The Commission, however, has not yet made a decision whether to grant the request or not.
“We are now perusing the document received from WASCO after which we will make a determination. It is a voluminous document, about 1000 pages,” the Commission’s Executive Director, Kelly Joseph told THE VOICE yesterday.
He added that perhaps next week the Commission will put WASCO’s request in the public domain so as to solicit comments which will be taken into consideration in the Commission’s final decision on WASCO’s request.
The request is within the ambit of a proviso contained in documents overseeing the use of the fee. WASCO can make that request providing it supplies the Commission with documentary evidence supporting its case for an extension of the fee.
The dredging fee was part of a 66.15 percent increase in water rates secured by WASCO in 2013 to improve its financial condition and put it in a better position to serve consumers.
WASCO, at the time, noted in its application for a tariff review that the amount to dredge the dam was $6 million and that the project should not take more than two years to be completed.
As a result, the Commission believed that if the dredging would take only two years to be completed at a cost of $6 million then it was necessary to decouple the cost for the dredging from the new tariff, since the dredging was more consistent with a project. Hence, the 10.43 percent was decoupled from the general tariff increase.
St Lucians began paying the dredging tax in September 2013 and this tax was to have been abolished at the end of August. But now WASCO wants it to continue.
The Commission had described the 10.43 percent as a grant or a free loan to WASCO to correct the myriad of challenges faced by the dam to meet the needs of the consuming public. However, while the grant or free loan does not require re-payment, it is condition based.
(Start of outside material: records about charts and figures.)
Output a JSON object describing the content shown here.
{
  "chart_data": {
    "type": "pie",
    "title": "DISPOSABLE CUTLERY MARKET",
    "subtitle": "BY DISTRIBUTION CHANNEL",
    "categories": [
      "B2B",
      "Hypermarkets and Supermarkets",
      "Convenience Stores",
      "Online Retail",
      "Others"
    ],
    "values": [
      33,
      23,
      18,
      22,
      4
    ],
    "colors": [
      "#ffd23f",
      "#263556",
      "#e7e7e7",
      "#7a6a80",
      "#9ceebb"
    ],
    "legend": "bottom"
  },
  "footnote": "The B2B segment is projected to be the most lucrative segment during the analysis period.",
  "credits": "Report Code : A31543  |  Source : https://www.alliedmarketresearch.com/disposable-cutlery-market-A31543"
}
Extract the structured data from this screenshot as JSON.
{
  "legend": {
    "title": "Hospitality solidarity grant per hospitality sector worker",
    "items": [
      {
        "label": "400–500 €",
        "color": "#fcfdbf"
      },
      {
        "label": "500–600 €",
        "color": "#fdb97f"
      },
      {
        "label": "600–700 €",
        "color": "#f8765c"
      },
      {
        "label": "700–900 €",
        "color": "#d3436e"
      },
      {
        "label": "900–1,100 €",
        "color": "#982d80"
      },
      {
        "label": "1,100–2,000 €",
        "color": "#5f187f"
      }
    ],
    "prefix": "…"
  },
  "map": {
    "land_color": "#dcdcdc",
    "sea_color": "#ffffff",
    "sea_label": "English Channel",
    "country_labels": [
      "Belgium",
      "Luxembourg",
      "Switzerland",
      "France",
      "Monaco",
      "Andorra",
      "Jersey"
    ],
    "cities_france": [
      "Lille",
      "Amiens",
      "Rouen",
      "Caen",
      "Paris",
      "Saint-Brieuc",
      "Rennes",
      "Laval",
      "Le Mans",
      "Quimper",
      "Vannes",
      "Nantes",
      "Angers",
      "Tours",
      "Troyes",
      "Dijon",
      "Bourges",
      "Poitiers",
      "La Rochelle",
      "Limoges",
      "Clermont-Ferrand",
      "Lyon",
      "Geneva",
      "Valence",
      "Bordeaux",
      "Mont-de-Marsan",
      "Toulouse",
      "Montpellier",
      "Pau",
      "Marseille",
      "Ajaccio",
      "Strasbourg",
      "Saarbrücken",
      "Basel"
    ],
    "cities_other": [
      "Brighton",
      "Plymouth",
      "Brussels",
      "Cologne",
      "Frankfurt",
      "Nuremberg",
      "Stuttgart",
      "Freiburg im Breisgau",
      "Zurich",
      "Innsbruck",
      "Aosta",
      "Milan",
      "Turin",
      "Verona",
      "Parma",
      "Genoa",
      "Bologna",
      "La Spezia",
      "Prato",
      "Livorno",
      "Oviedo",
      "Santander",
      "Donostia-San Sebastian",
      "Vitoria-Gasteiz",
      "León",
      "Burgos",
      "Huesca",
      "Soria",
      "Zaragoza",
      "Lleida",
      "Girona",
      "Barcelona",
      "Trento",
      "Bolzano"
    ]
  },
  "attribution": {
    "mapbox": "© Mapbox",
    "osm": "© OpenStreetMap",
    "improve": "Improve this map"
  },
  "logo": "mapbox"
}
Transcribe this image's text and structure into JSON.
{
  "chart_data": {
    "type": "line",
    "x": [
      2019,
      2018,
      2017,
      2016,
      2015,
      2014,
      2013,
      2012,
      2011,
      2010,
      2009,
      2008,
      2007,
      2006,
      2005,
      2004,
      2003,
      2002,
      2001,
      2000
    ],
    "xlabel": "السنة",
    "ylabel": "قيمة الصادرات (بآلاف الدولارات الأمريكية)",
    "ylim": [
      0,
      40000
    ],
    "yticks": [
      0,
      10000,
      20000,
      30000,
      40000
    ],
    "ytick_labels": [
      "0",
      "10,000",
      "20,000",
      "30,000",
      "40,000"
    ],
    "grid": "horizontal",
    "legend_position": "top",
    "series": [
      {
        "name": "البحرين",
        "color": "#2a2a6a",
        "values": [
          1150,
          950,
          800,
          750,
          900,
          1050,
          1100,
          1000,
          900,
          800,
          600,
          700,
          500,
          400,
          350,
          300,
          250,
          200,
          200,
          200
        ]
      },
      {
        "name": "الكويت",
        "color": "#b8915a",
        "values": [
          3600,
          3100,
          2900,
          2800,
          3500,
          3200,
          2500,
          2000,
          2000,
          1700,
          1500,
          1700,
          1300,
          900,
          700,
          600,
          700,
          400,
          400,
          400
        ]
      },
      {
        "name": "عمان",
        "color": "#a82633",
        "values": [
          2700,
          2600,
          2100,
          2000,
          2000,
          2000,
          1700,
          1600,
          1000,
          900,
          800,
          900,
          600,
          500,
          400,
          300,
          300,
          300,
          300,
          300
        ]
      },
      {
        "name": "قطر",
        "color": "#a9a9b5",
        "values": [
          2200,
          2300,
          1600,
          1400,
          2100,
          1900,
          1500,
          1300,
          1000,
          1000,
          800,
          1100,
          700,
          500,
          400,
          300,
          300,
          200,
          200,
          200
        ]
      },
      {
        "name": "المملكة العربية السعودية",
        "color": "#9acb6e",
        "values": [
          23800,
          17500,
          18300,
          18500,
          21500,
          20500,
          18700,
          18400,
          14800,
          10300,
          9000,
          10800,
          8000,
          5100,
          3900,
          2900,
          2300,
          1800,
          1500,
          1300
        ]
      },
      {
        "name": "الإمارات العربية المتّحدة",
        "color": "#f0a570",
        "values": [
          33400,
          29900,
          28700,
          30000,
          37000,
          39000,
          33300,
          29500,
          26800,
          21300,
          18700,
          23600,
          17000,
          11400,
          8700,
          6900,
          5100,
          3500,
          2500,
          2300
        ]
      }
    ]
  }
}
The conditions were reviewed not too long ago with a view of making them more robust because the Commission felt that the conditions contained in the Final Determination Notice 2013 were not sufficiently sound and therefore required reassessment.
The Commission earlier this year noted that the process for developing these new conditions started in January 2015 and involved consultation with key stakeholders. Further, that the issuance of additional rules/conditions is not unprecedented, neither unique to Saint Lucia because the Office of Utilities Regulations (OUR) of Jamaica did likewise with the energy sector’s Electricity Improvement Fund (EIF).
On 18 May, 2015 the Commission released an order containing additional conditions for managing the dredging fees, the intention being to strengthen the regulator’s oversight of the fee.
As at 30 April 2015, the Dredging Fund account balance was reported at EC $8,433,235.19. Funds from this account have been used for the payment of a study commissioned to delineate the way forward for the dredging project. Additionally, there is a shortfall balance of EC$1,683,983.74 which WASCO has been working towards eliminating.